An Accra High Court has placed an injunction on Nii Okwei Kinka Dowuona VI preventing him from contesting for any executive chiefly position at the Greater Accra Regional House of Chiefs due to suits against him concerning his capacity as Osu Mantse.
The ‘Osu Mantse’ Nii Okwei Kinka Dowuona VI is currently being challenged both at the Supreme Court due to allegations of fraud in his acquisition of a Gazette and also at the Greater Accra Regional House of Chiefs over his legitimacy to rule as the Paramount Chief of Osu whilst the un-destooled and the substantive Chief Nii Nortey Owuo III is still alive.
A little background to the brouhaha currently surrounding the Osu Stool reveals that the Nii Kinka Dowuona VI is allegedly representing the ‘Black Stool’ he has not even seen before neither has he ever sat on it and that he is only claiming to be a Chief to the Osu stool without proper Traditional rites by the Osiahene of Osu.

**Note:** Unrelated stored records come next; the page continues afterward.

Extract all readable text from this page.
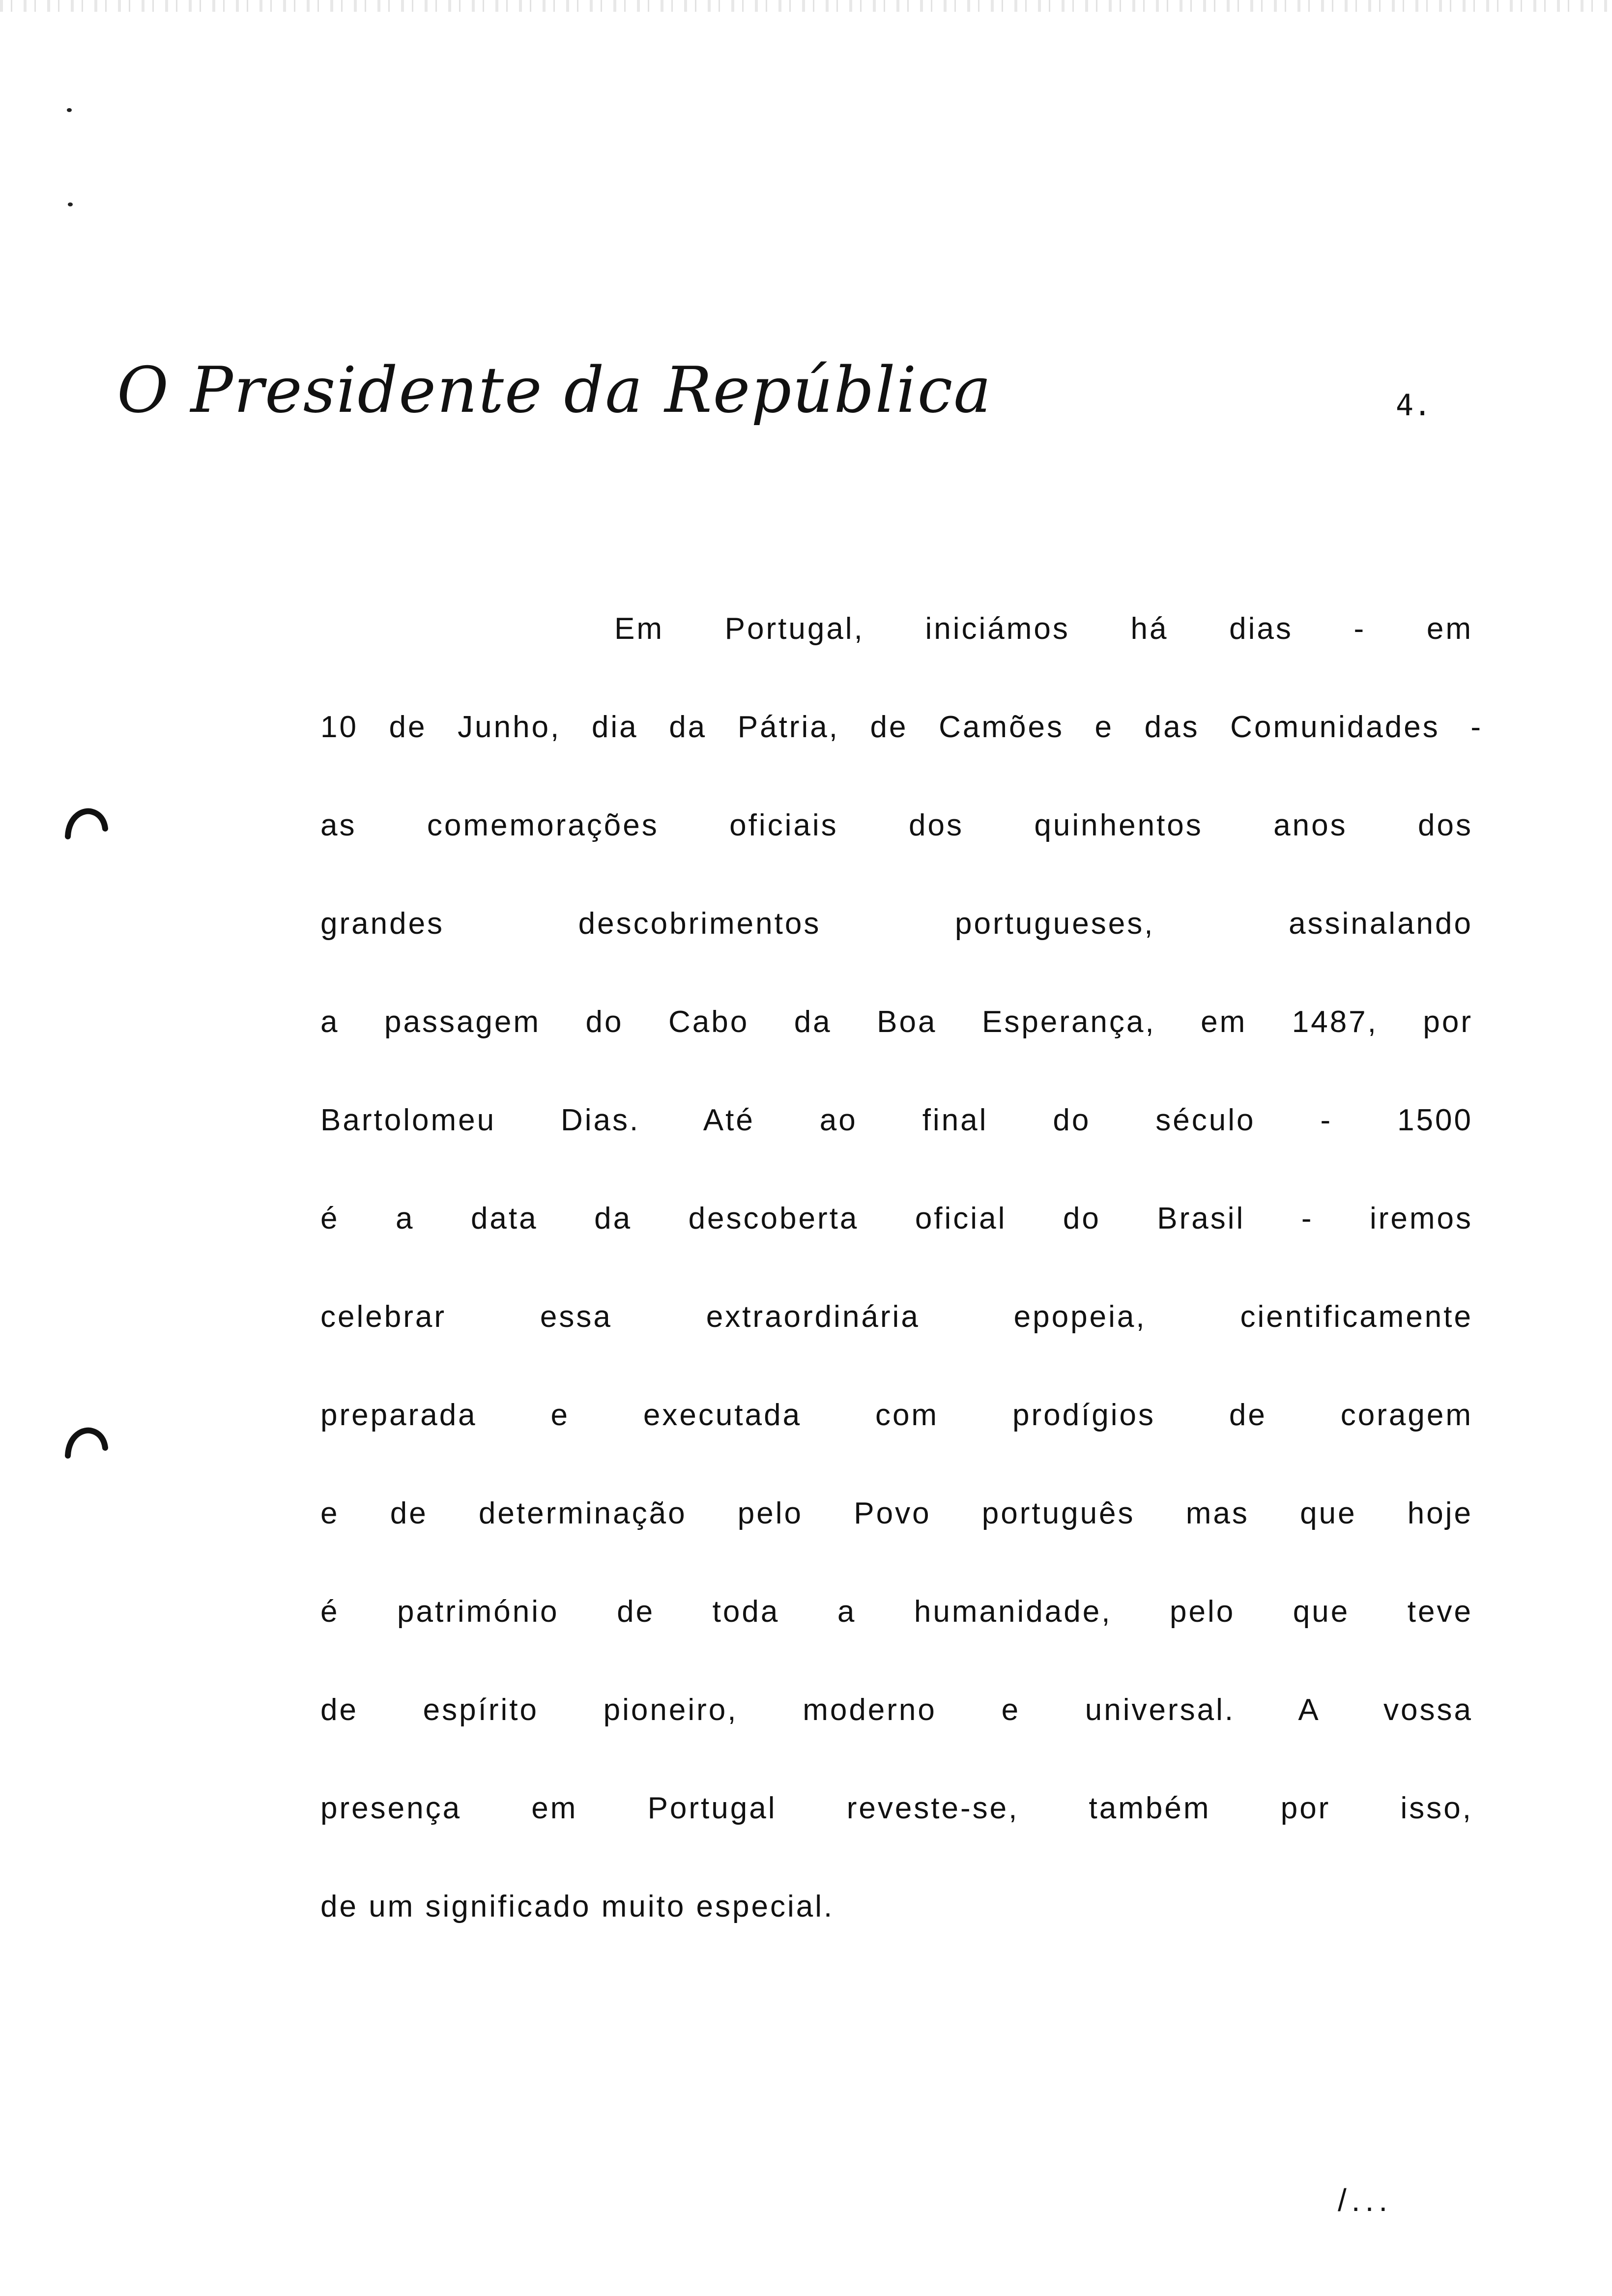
O Presidente da República	4.
Em Portugal, iniciámos há dias - em
10 de Junho, dia da Pátria, de Camões e das Comunidades -
as comemorações oficiais dos quinhentos anos dos
grandes descobrimentos portugueses, assinalando
a passagem do Cabo da Boa Esperança, em 1487, por
Bartolomeu Dias. Até ao final do século - 1500
é a data da descoberta oficial do Brasil - iremos
celebrar essa extraordinária epopeia, cientificamente
preparada e executada com prodígios de coragem
e de determinação pelo Povo português mas que hoje
é património de toda a humanidade, pelo que teve
de espírito pioneiro, moderno e universal. A vossa
presença em Portugal reveste-se, também por isso,
de um significado muito especial.
/...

On 29th December 1984, Mr. David Nortey Ashong was duly installed as the Osu Mantse under the stool name of Nii Nortey Owuo III in succession to the late Nii Nortei Owuo III (a.k.a Chief Jonathan) and became entitled to exercise statutory powers under section 48, Chieftaincy Act 1971.
However, on 15th August 1986, by a local government bulletin, the PNDC government published that it had withdrawn its recognition from Nii Nortey Owuo III and subsequently the Regional Administrative Officer circulated a letter stating that the Osu Mantse had been de-stooled by that Government’s bulletin. The Osu ‘Mankralo’ thought withdrawal of government recognition meant ‘de-stoolment’ 0f Nii Nortey Owuo III.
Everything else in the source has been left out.